虽然使用初始化策略能够显著减少训练初期的Vanishing/Exploding Gradients问题  
但是在训练中,很难保证这个问题不会再卷土重来

通常来说,在训练时,当前一层的参数改变时,后一层的输入分布也会改变

BN技术在每一层的激活函数前,都增加了一步处理  
该处理使模型自己学习每一层输入数据最优的缩放和均值

$
\begin{split}
1.\quad & \mathbf{\mu}_B = \dfrac{1}{m_B}\sum\limits_{i=1}^{m_B}{\mathbf{x}^{(i)}}\\
2.\quad & {\mathbf{\sigma}_B}^2 = \dfrac{1}{m_B}\sum\limits_{i=1}^{m_B}{(\mathbf{x}^{(i)} - \mathbf{\mu}_B)^2}\\
3.\quad & \hat{\mathbf{x}}^{(i)} = \dfrac{\mathbf{x}^{(i)} - \mathbf{\mu}_B}{\sqrt{{\mathbf{\sigma}_B}^2 + \epsilon}}\\
4.\quad & \mathbf{z}^{(i)} = \gamma \hat{\mathbf{x}}^{(i)} + \beta
\end{split}
$

$\mu_B ,{\sigma_B}^2$分别是整个mini-batch B的均值和方差

$\hat{\mathbf{x}}^{(i)}$ 是归零化和标准化后的输入  
$\epsilon$ 是一个防止分母为0的极小值,通常为$10^{-3}$ ,$\epsilon$ 称为平滑项

$\gamma$ 是当前层的缩放参数  
$\beta$ 是当前层的位移参数  
$\mathbf{z}^{(i)}$ 是BN操作的输出,其为输入的缩放+位移版本

**
其实如果是仅仅使用上面的归一化公式，对网络某一层A的输出数据做归一化，然后送入网络下一层B，这样是会影响到本层网络A所学习到的特征的。
打个比方，比如网络中间某一层学习到特征数据本身就分布在S型激活函数的两侧，强制把它给归一化处理、标准差也限制在了1，把数据变换成分布于s函数的中间部分，这样就相当于这一层网络所学习到的特征分布被搞坏了
**

根据$\mathbf{z}^{(i)} = \gamma \hat{\mathbf{x}}^{(i)} + \beta$  
当$\gamma=\dfrac{1}{\sqrt{{\mathbf{\sigma}_B}^2 + \epsilon}}$, $\beta=\mu_{B}$时:   
$\mathbf{z}^{(i)}=\mathbf{x}$ ,可以恢复出原始的某一层所学到的特征的  
因此我们引入了这个可学习重构参数$\gamma$、$\beta$，让神经网络可以学习恢复出原始网络所要学习的特征分布。

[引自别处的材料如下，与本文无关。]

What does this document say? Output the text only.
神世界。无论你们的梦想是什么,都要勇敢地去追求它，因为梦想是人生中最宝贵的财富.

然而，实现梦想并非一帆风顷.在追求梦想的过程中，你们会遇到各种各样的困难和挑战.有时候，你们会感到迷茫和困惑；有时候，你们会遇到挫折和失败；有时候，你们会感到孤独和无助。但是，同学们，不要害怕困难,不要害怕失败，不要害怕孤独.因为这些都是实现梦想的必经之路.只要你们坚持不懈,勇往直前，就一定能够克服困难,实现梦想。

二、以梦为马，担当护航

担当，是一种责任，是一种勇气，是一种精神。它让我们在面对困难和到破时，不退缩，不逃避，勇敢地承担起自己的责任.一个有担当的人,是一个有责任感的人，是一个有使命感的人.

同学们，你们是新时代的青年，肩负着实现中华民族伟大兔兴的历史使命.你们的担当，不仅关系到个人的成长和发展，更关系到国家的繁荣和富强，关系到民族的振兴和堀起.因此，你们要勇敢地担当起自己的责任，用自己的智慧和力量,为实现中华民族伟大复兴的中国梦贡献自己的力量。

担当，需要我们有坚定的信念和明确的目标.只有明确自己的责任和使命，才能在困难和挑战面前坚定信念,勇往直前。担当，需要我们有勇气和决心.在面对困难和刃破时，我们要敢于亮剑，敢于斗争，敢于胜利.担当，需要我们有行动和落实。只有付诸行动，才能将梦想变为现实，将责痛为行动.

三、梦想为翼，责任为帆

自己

在每个batch-normalized层,需要学习的参数有4个:  
$\gamma$(scale), $\beta$(offset), $\mu$(mean), $\sigma$(standard deviation)

BN极大地减小了vanishing gradient问题,因此:  
1.模型可以使用诸如tanh和逻辑回归这样的饱和激活函数    
2.神经网络对初始化权重的敏感度大大减小  
3.模型可以使用较大的学习率,使训练速度显著提升  
4.BN也能够起到一个正则化的功能

缺点:  
BN增加了模型的复杂度  
因为在每一层上都需要添加新的计算,模型的预测速度会变慢  
如果需要更快的预测速度,在使用BN方法前,可以先尝试ELU+HE初始化策略的效果如何

### 使用TensorFlow实现BN

In [None]:
import tensorflow as tf

n_inputs = 28 * 28
n_hidden1 = 300
n_hidden2 = 100
n_outputs = 10

X = tf.placeholder(tf.float32, shape=(None, n_inputs), name="X")

training = tf.placeholder_with_default(False, shape=(), name='training')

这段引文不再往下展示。